Materials availability
-
•
This study did not generate new unique reagents.
Data and code availability
-
•
Raw de-identified pathogen WGS data was deposited in the National Center for Biotechnology Information (NCBI) Short Read Archive (SRA). They are publicly available as of the date of publication. BioProject number is listed in the key resources table and accession numbers are listed the Table S1.
-
•
This paper does not report original code.
-
•
Any additional information required to reanalyse the data reported in this paper is available from the lead contact Dr. Xiaomei Zhang (Xiaomei.zhang@sydney.edu.au).
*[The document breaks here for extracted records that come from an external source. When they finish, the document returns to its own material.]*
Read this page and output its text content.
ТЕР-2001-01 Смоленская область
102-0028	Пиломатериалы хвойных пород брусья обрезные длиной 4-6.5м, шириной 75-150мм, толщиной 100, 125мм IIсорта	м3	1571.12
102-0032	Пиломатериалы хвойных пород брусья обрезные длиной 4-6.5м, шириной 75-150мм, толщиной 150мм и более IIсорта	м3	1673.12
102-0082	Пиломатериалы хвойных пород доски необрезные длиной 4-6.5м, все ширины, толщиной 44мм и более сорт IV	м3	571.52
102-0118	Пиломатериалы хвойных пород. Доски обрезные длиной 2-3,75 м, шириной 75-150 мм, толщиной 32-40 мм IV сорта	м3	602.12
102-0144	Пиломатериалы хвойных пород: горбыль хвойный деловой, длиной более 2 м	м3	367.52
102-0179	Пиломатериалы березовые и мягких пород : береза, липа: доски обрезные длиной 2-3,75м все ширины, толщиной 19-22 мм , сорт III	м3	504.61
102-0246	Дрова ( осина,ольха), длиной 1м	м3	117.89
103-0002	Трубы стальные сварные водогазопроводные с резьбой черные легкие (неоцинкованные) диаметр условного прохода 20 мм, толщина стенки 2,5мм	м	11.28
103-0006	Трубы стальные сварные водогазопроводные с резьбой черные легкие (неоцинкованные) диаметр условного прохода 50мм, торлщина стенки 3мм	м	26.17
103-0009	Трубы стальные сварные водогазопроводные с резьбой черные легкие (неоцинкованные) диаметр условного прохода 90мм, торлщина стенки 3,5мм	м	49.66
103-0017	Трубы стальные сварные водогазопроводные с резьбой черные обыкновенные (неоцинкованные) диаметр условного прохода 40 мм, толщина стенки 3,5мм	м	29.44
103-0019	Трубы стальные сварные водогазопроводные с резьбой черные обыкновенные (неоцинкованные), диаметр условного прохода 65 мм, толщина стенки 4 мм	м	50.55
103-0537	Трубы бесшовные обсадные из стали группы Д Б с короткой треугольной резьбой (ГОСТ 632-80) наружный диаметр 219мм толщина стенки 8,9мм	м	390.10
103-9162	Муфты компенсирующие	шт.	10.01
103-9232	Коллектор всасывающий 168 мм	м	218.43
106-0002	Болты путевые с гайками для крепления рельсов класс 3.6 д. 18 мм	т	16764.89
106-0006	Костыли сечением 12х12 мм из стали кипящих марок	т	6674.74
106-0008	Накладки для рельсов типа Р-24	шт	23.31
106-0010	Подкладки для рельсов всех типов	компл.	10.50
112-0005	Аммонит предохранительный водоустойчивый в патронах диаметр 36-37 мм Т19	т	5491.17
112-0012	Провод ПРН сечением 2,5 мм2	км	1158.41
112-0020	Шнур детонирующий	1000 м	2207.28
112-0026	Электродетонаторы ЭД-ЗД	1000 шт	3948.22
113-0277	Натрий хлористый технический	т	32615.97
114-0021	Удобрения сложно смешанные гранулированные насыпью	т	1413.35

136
Experimental model and study participant details
We analysed demographic, specimen location and genomic data of all culture-confirmed and routinely sequenced TB cases in NSW, Australia, with a specimen collection date between 1st January 2017 and 31st December 2021. Routine sequencing was performed at the New South Wales (NSW) Mycobacterium Reference Laboratory (MRL) at the Institute of Clinical Pathology and Medical Research (ICPMR) NSW Health Pathology. In general, only one culture-positive isolate per patient was sequenced unless there were positive cultures from respiratory and non-respiratory sources. Isolates were classified as respiratory or non-respiratory depending on the specimen type recorded on the laboratory request form. Any specimen collected from the respiratory tract were classified as respiratory. Non-respiratory specimens were classified as lymph node, pleura, musculoskeletal, abdomen, genitourinary, central nervous system (CNS) and other.2 Anatomical sites that were not specified were designated as ‘uncertain’ and excluded from comparative analyses.
Method details
Characteristics assessed
We reviewed all characteristics recorded in the NSW MRL database, including collection date, patient gender, patient age, auramine Acid-Fact Bacillus (AFB) smear and phenotypic drug susceptibility testing (DST) results. Genomic characteristics evaluated included strain lineage and sub-lineage, the presence of mixed strain infection or drug resistance conferring mutations, and genomic clusters.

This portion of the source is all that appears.